Australia seeks broad new counter-terrorism powers

New laws would make it a crime for citizens to travel to overseas areas declared off limits

Australia’s government will seek broad new security powers to combat what it says is a rising threat from militant Islamists, the attorney general said today, on the heels of sweeping counter-terrorism raids last week involving hundreds of police.

Under the tough legislation, which Attorney General George Brandis said would be introduced into the Senate on Wednesday, it would be a crime for an Australian citizen to travel to any area overseas once the government has declared it off limits.

Although the United States and several European countries are weighing legal measures to stop their citizens fighting in conflicts in the Middle East, Australia's proposed law appears to go farther than any other in actually barring entire regions.

Australia is concerned over the number of its citizens believed to be fighting overseas with militant groups, including a suicide bomber who killed three people in Baghdad in July and two men shown in images on social media holding the severed heads of Syrian soldiers.


“We will be introducing a new offence and that is the offence of travelling to a zone or a locality, I should say declared by the minister for foreign affairs to be a declared locality,” Mr Brandis told reporters in Canberra.

He said that the legislation would carve out exemptions for some Australian citizens, provided they can prove that they have a valid reason for being in a “declared area”, such as journalists or visiting family members.

Mr Brandis also took the unusual step of including specific language in the legislation barring intelligence operatives from engaging in torture, he said, after two independent senators had raised questions in the media in recent days.

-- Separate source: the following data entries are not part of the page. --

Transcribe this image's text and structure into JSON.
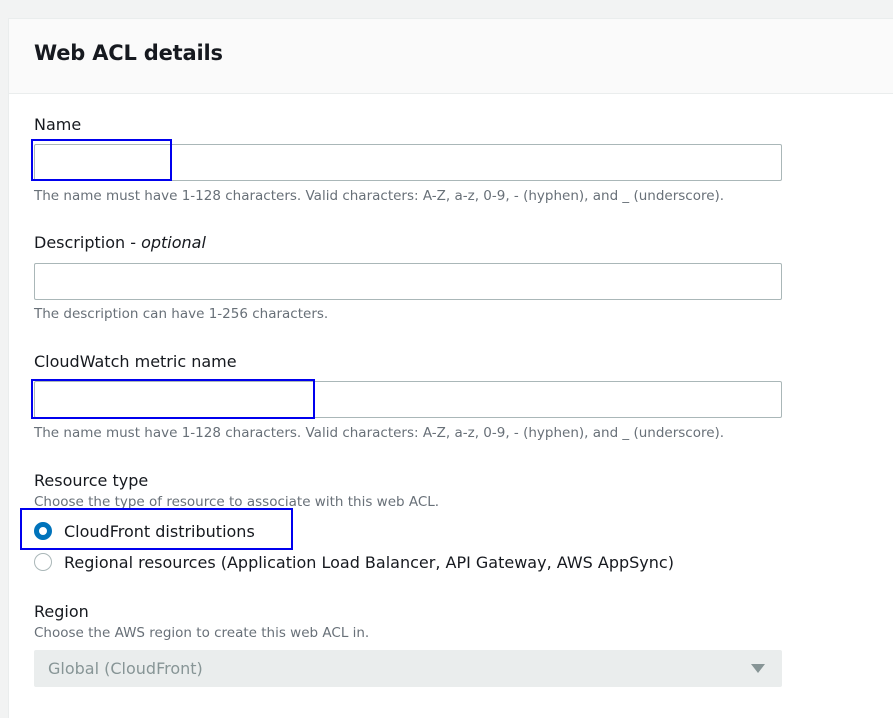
{
  "panel": {
    "title": "Web ACL details"
  },
  "name_field": {
    "label": "Name",
    "value": "",
    "hint": "The name must have 1-128 characters. Valid characters: A-Z, a-z, 0-9, - (hyphen), and _ (underscore)."
  },
  "description_field": {
    "label": "Description - ",
    "label_optional": "optional",
    "value": "",
    "hint": "The description can have 1-256 characters."
  },
  "metric_field": {
    "label": "CloudWatch metric name",
    "value": "",
    "hint": "The name must have 1-128 characters. Valid characters: A-Z, a-z, 0-9, - (hyphen), and _ (underscore)."
  },
  "resource_type": {
    "label": "Resource type",
    "hint": "Choose the type of resource to associate with this web ACL.",
    "options": [
      {
        "label": "CloudFront distributions",
        "selected": true
      },
      {
        "label": "Regional resources (Application Load Balancer, API Gateway, AWS AppSync)",
        "selected": false
      }
    ]
  },
  "region": {
    "label": "Region",
    "hint": "Choose the AWS region to create this web ACL in.",
    "selected_value": "Global (CloudFront)",
    "disabled": true
  },
  "colors": {
    "accent": "#0073bb",
    "highlight_box": "#0000ee",
    "hint_text": "#687078"
  }
}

Mr Abbott has said that at least 100 Australians are in the Middle East either fighting with or supporting Islamic State or other militant groups, a number that he said has been increasing in recent months.

At least 20 are believed by authorities to have returned to Australia and pose a security risk, and earlier this month the national security agency for the first time raised its four-tier threat level to “high”.

More than 800 police were involved in the security operation in Sydney and Brisbane last Thursday, which authorities said had thwarted a plot by militants linked to the Islamic State group to behead a random member of the public.

On Friday Mr Abbott ordered security boosted at Parliament House in Canberra, after he said that intelligence “chatter” had revealed a plot to attack the building and politicians on orders from overseas militants.

US president Barack Obama is expected to use a speech to the UN Security Council on Wednesday to call for more countries to join his coalition of more than 40 nations to prevent the Islamic State from expanding its territory.